Human Rights Bill

As state parliament returns this week, one of the first major questions facing MPs is whether Queensland should adopt a Human Rights Act.

The Palaszczuk Government’s bid to enshrine 23 human rights in law may sound like an innocuous enough attempt to protect basic rights. In truth, it would shift responsibility for ensuring Queenslanders’ fundamental rights and freedoms from elected governments into the hands of courts and tribunals.

At a time when trust in politicians is at an all-time low, it’s tempting to think our rights would be safer away from the messiness of politics and in the custody of judges who aren’t seeking re-election. 

The problem is that determining the scope of our rights in practice isn’t straightforward. No right is absolute, and the question of which right prevails when two or more conflict can stir passionate debate. To ask the judiciary to routinely step into this debate is to undermine confidence in its independence from political issues—or lead to demands for them to become accountable at elections like politicians themselves. Neither outcome is desirable.

A second problem lies with the nature of the rights set out in the bill. Most people would not argue about those fundamental rights derived from the International Covenant on Civil and Political Rights (ICCPR). These include rights like freedom of expression and equality before the law. If you don’t have these rights, you lack the basics of what it means to be a free human being.

Several of the 23 rights contained in Labor’s bill relate more to the nature of services often provided by the state and the private sector. Consider the rights to education and healthcare. What kind and how much of these vital services are provided by the public is a core issue for elected governments. Both are perennial issues in state and federal election campaigns. They are important, sure, but they are in a different category to the ICCPR rights.

Other so-called rights in Labor’s bill are nothing more than empty platitudes. ‘Cultural rights’ and ‘taking part in public life’ may be fine aspirations for a political stump speech, but it is dangerous to invite judges to activism by including such vague concepts in a bill of rights.

Unlike the United States’ Bill of Rights, Queensland’s Human Rights Bill will not grant courts the power to invalidate legislation found incompatible with those rights. It does, however, force courts to interpret all existing legislation in a manner consistent with them. In New Zealand, this same power has been used by judges to rewrite well-established rules of criminal procedure and evidence in favour of the accused – an astounding overreach which Labor’s bill would make possible here in Queensland.

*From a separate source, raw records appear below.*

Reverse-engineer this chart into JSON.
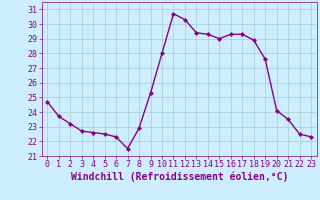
{
  "x": [
    0,
    1,
    2,
    3,
    4,
    5,
    6,
    7,
    8,
    9,
    10,
    11,
    12,
    13,
    14,
    15,
    16,
    17,
    18,
    19,
    20,
    21,
    22,
    23
  ],
  "y": [
    24.7,
    23.7,
    23.2,
    22.7,
    22.6,
    22.5,
    22.3,
    21.5,
    22.9,
    25.3,
    28.0,
    30.7,
    30.3,
    29.4,
    29.3,
    29.0,
    29.3,
    29.3,
    28.9,
    27.6,
    24.1,
    23.5,
    22.5,
    22.3
  ],
  "xlim": [
    -0.5,
    23.5
  ],
  "ylim": [
    21,
    31.5
  ],
  "yticks": [
    21,
    22,
    23,
    24,
    25,
    26,
    27,
    28,
    29,
    30,
    31
  ],
  "xticks": [
    0,
    1,
    2,
    3,
    4,
    5,
    6,
    7,
    8,
    9,
    10,
    11,
    12,
    13,
    14,
    15,
    16,
    17,
    18,
    19,
    20,
    21,
    22,
    23
  ],
  "xlabel": "Windchill (Refroidissement éolien,°C)",
  "line_color": "#880088",
  "marker": "D",
  "marker_size": 2.0,
  "line_width": 1.0,
  "bg_color": "#cceeff",
  "grid_color": "#aacccc",
  "xlabel_fontsize": 7,
  "tick_fontsize": 6,
  "tick_color": "#880088",
  "label_color": "#880088"
}
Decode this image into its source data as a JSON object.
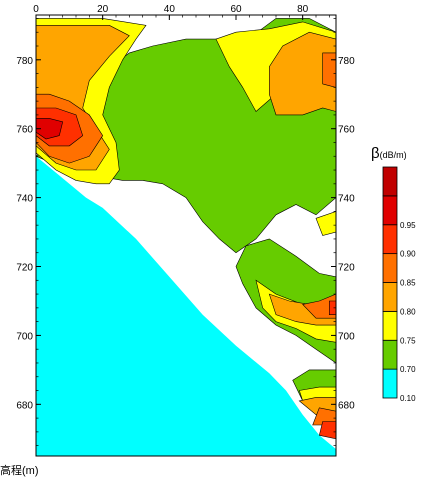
{
  "chart_data": {
    "type": "heatmap",
    "title": "",
    "xlabel": "",
    "ylabel": "高程(m)",
    "xlim": [
      0,
      90
    ],
    "ylim": [
      665,
      793
    ],
    "x_ticks": [
      0,
      20,
      40,
      60,
      80
    ],
    "y_ticks": [
      680,
      700,
      720,
      740,
      760,
      780
    ],
    "legend": {
      "title_symbol": "β",
      "title_unit": "(dB/m)",
      "levels": [
        "0.10",
        "0.70",
        "0.75",
        "0.80",
        "0.85",
        "0.90",
        "0.95"
      ],
      "colors": [
        "#00ffff",
        "#66cc00",
        "#ffff00",
        "#ffa500",
        "#ff7000",
        "#ff3000",
        "#e00000",
        "#c00000"
      ]
    },
    "coverage_boundary": [
      [
        0,
        752
      ],
      [
        5,
        748
      ],
      [
        10,
        744
      ],
      [
        15,
        740
      ],
      [
        20,
        737
      ],
      [
        30,
        728
      ],
      [
        40,
        717
      ],
      [
        50,
        706
      ],
      [
        60,
        697
      ],
      [
        70,
        689
      ],
      [
        75,
        684
      ],
      [
        80,
        677
      ],
      [
        85,
        671
      ],
      [
        90,
        667
      ]
    ],
    "regions": [
      {
        "level": "0.70",
        "points": [
          [
            0,
            752
          ],
          [
            10,
            760
          ],
          [
            14,
            768
          ],
          [
            20,
            776
          ],
          [
            28,
            782
          ],
          [
            35,
            784
          ],
          [
            45,
            786
          ],
          [
            55,
            786
          ],
          [
            65,
            787
          ],
          [
            72,
            792
          ],
          [
            82,
            792
          ],
          [
            90,
            788
          ],
          [
            90,
            740
          ],
          [
            84,
            735
          ],
          [
            78,
            738
          ],
          [
            72,
            735
          ],
          [
            66,
            728
          ],
          [
            60,
            724
          ],
          [
            55,
            728
          ],
          [
            50,
            733
          ],
          [
            45,
            740
          ],
          [
            38,
            744
          ],
          [
            32,
            745
          ],
          [
            26,
            745
          ],
          [
            20,
            746
          ],
          [
            15,
            746
          ],
          [
            10,
            749
          ],
          [
            5,
            750
          ]
        ]
      },
      {
        "level": "0.70",
        "points": [
          [
            63,
            726
          ],
          [
            70,
            728
          ],
          [
            78,
            723
          ],
          [
            85,
            718
          ],
          [
            90,
            717
          ],
          [
            90,
            692
          ],
          [
            84,
            696
          ],
          [
            78,
            700
          ],
          [
            72,
            703
          ],
          [
            66,
            708
          ],
          [
            62,
            715
          ],
          [
            60,
            720
          ]
        ]
      },
      {
        "level": "0.70",
        "points": [
          [
            77,
            687
          ],
          [
            82,
            690
          ],
          [
            88,
            690
          ],
          [
            90,
            690
          ],
          [
            90,
            676
          ],
          [
            85,
            678
          ],
          [
            80,
            681
          ]
        ]
      },
      {
        "level": "0.75",
        "points": [
          [
            0,
            753
          ],
          [
            6,
            748
          ],
          [
            12,
            745
          ],
          [
            18,
            744
          ],
          [
            22,
            744
          ],
          [
            25,
            748
          ],
          [
            24,
            756
          ],
          [
            20,
            764
          ],
          [
            22,
            772
          ],
          [
            26,
            780
          ],
          [
            30,
            786
          ],
          [
            33,
            790
          ],
          [
            20,
            792
          ],
          [
            0,
            792
          ]
        ]
      },
      {
        "level": "0.75",
        "points": [
          [
            66,
            765
          ],
          [
            72,
            770
          ],
          [
            78,
            772
          ],
          [
            84,
            770
          ],
          [
            90,
            768
          ],
          [
            90,
            788
          ],
          [
            80,
            791
          ],
          [
            70,
            789
          ],
          [
            60,
            788
          ],
          [
            54,
            786
          ],
          [
            58,
            778
          ],
          [
            62,
            772
          ]
        ]
      },
      {
        "level": "0.75",
        "points": [
          [
            66,
            716
          ],
          [
            72,
            712
          ],
          [
            80,
            709
          ],
          [
            88,
            708
          ],
          [
            90,
            710
          ],
          [
            90,
            698
          ],
          [
            84,
            699
          ],
          [
            78,
            702
          ],
          [
            72,
            704
          ],
          [
            68,
            708
          ]
        ]
      },
      {
        "level": "0.75",
        "points": [
          [
            84,
            734
          ],
          [
            90,
            736
          ],
          [
            90,
            730
          ],
          [
            86,
            729
          ]
        ]
      },
      {
        "level": "0.75",
        "points": [
          [
            79,
            684
          ],
          [
            85,
            685
          ],
          [
            90,
            685
          ],
          [
            90,
            678
          ],
          [
            84,
            679
          ],
          [
            80,
            681
          ]
        ]
      },
      {
        "level": "0.80",
        "points": [
          [
            0,
            755
          ],
          [
            6,
            750
          ],
          [
            12,
            748
          ],
          [
            18,
            748
          ],
          [
            22,
            754
          ],
          [
            18,
            760
          ],
          [
            14,
            766
          ],
          [
            16,
            774
          ],
          [
            22,
            781
          ],
          [
            28,
            787
          ],
          [
            22,
            790
          ],
          [
            8,
            790
          ],
          [
            0,
            790
          ]
        ]
      },
      {
        "level": "0.80",
        "points": [
          [
            72,
            764
          ],
          [
            80,
            764
          ],
          [
            86,
            766
          ],
          [
            90,
            765
          ],
          [
            90,
            786
          ],
          [
            82,
            788
          ],
          [
            74,
            784
          ],
          [
            70,
            778
          ],
          [
            70,
            770
          ]
        ]
      },
      {
        "level": "0.80",
        "points": [
          [
            70,
            712
          ],
          [
            76,
            710
          ],
          [
            82,
            709
          ],
          [
            88,
            709
          ],
          [
            90,
            712
          ],
          [
            90,
            703
          ],
          [
            84,
            703
          ],
          [
            78,
            704
          ],
          [
            72,
            706
          ]
        ]
      },
      {
        "level": "0.80",
        "points": [
          [
            79,
            681
          ],
          [
            84,
            682
          ],
          [
            90,
            682
          ],
          [
            90,
            677
          ],
          [
            84,
            677
          ]
        ]
      },
      {
        "level": "0.85",
        "points": [
          [
            0,
            756
          ],
          [
            4,
            752
          ],
          [
            10,
            750
          ],
          [
            16,
            752
          ],
          [
            20,
            758
          ],
          [
            16,
            764
          ],
          [
            10,
            768
          ],
          [
            4,
            770
          ],
          [
            0,
            770
          ]
        ]
      },
      {
        "level": "0.85",
        "points": [
          [
            86,
            773
          ],
          [
            90,
            772
          ],
          [
            90,
            782
          ],
          [
            86,
            782
          ]
        ]
      },
      {
        "level": "0.85",
        "points": [
          [
            80,
            709
          ],
          [
            85,
            710
          ],
          [
            90,
            712
          ],
          [
            90,
            705
          ],
          [
            84,
            705
          ]
        ]
      },
      {
        "level": "0.85",
        "points": [
          [
            83,
            674
          ],
          [
            87,
            674
          ],
          [
            90,
            674
          ],
          [
            90,
            678
          ],
          [
            85,
            679
          ]
        ]
      },
      {
        "level": "0.90",
        "points": [
          [
            0,
            758
          ],
          [
            4,
            755
          ],
          [
            10,
            755
          ],
          [
            14,
            758
          ],
          [
            12,
            764
          ],
          [
            6,
            766
          ],
          [
            0,
            766
          ]
        ]
      },
      {
        "level": "0.90",
        "points": [
          [
            88,
            710
          ],
          [
            90,
            710
          ],
          [
            90,
            706
          ],
          [
            88,
            706
          ]
        ]
      },
      {
        "level": "0.90",
        "points": [
          [
            85,
            671
          ],
          [
            90,
            670
          ],
          [
            90,
            675
          ],
          [
            86,
            675
          ]
        ]
      },
      {
        "level": "0.95",
        "points": [
          [
            0,
            759
          ],
          [
            3,
            757
          ],
          [
            7,
            758
          ],
          [
            8,
            762
          ],
          [
            4,
            763
          ],
          [
            0,
            763
          ]
        ]
      }
    ]
  }
}
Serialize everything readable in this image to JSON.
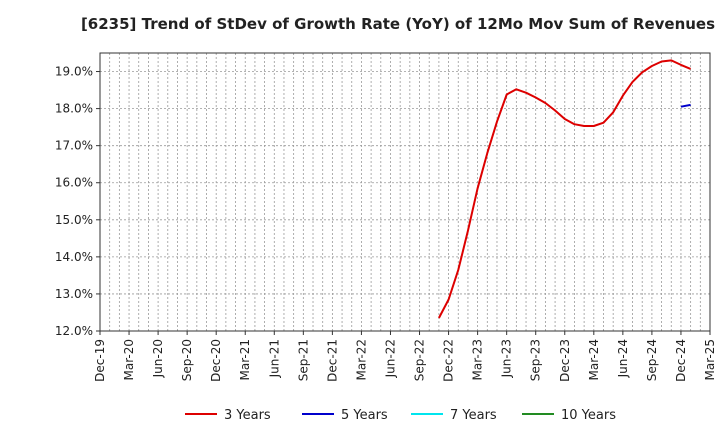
{
  "chart_data": {
    "type": "line",
    "title": "[6235]  Trend of StDev of Growth Rate (YoY) of 12Mo Mov Sum of Revenues",
    "xlabel": "",
    "ylabel": "",
    "ylim": [
      12.0,
      19.5
    ],
    "y_ticks": [
      12.0,
      13.0,
      14.0,
      15.0,
      16.0,
      17.0,
      18.0,
      19.0
    ],
    "y_tick_labels": [
      "12.0%",
      "13.0%",
      "14.0%",
      "15.0%",
      "16.0%",
      "17.0%",
      "18.0%",
      "19.0%"
    ],
    "x_range": [
      0,
      63
    ],
    "x_ticks": [
      0,
      3,
      6,
      9,
      12,
      15,
      18,
      21,
      24,
      27,
      30,
      33,
      36,
      39,
      42,
      45,
      48,
      51,
      54,
      57,
      60,
      63
    ],
    "x_tick_labels": [
      "Dec-19",
      "Mar-20",
      "Jun-20",
      "Sep-20",
      "Dec-20",
      "Mar-21",
      "Jun-21",
      "Sep-21",
      "Dec-21",
      "Mar-22",
      "Jun-22",
      "Sep-22",
      "Dec-22",
      "Mar-23",
      "Jun-23",
      "Sep-23",
      "Dec-23",
      "Mar-24",
      "Jun-24",
      "Sep-24",
      "Dec-24",
      "Mar-25"
    ],
    "grid": true,
    "legend_position": "bottom",
    "series": [
      {
        "name": "3 Years",
        "color": "#dd0000",
        "x": [
          35,
          36,
          37,
          38,
          39,
          40,
          41,
          42,
          43,
          44,
          45,
          46,
          47,
          48,
          49,
          50,
          51,
          52,
          53,
          54,
          55,
          56,
          57,
          58,
          59,
          60,
          61
        ],
        "y": [
          12.35,
          12.85,
          13.65,
          14.7,
          15.85,
          16.8,
          17.65,
          18.38,
          18.52,
          18.43,
          18.3,
          18.15,
          17.95,
          17.72,
          17.58,
          17.53,
          17.53,
          17.62,
          17.9,
          18.35,
          18.72,
          18.98,
          19.15,
          19.27,
          19.3,
          19.18,
          19.07
        ]
      },
      {
        "name": "5 Years",
        "color": "#0000cc",
        "x": [
          60,
          61
        ],
        "y": [
          18.05,
          18.1
        ]
      },
      {
        "name": "7 Years",
        "color": "#00e5ee",
        "x": [],
        "y": []
      },
      {
        "name": "10 Years",
        "color": "#228b22",
        "x": [],
        "y": []
      }
    ]
  }
}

It’s arguable that the Labor bill’s express purpose is to give legal elites this ability to circumvent Parliament. In its 2016 inquiry report on introducing a Human Rights Act, the Labor-endorsed recommendation stated: “Society is changing at a rapid rate… Consequentially there needs to be a mechanism which allows these (changes) to be addressed.”

This notion that social change can be better addressed through courtrooms than parliament is profoundly misguided. Empowering judges to enter the political fray blurs the separation of powers and weakens democracy.

Perhaps the most compelling reason to reject a bill of rights is that they don’t work. History has shown flagrant breaches of human rights in countries that have a bill of rights; it has also shown improved human rights in countries where there has been none. When nations generously protect the freedoms of citizens, they do it because of the political and social culture, not because they have a bill of rights.

A Human Rights Act is the trifecta of failure: undermining the judiciary by encouraging activism and politicisation, allowing politicians to avoid doing their job, and ultimately, it just doesn’t work.  All it will deliver is a culture of rights entitlement.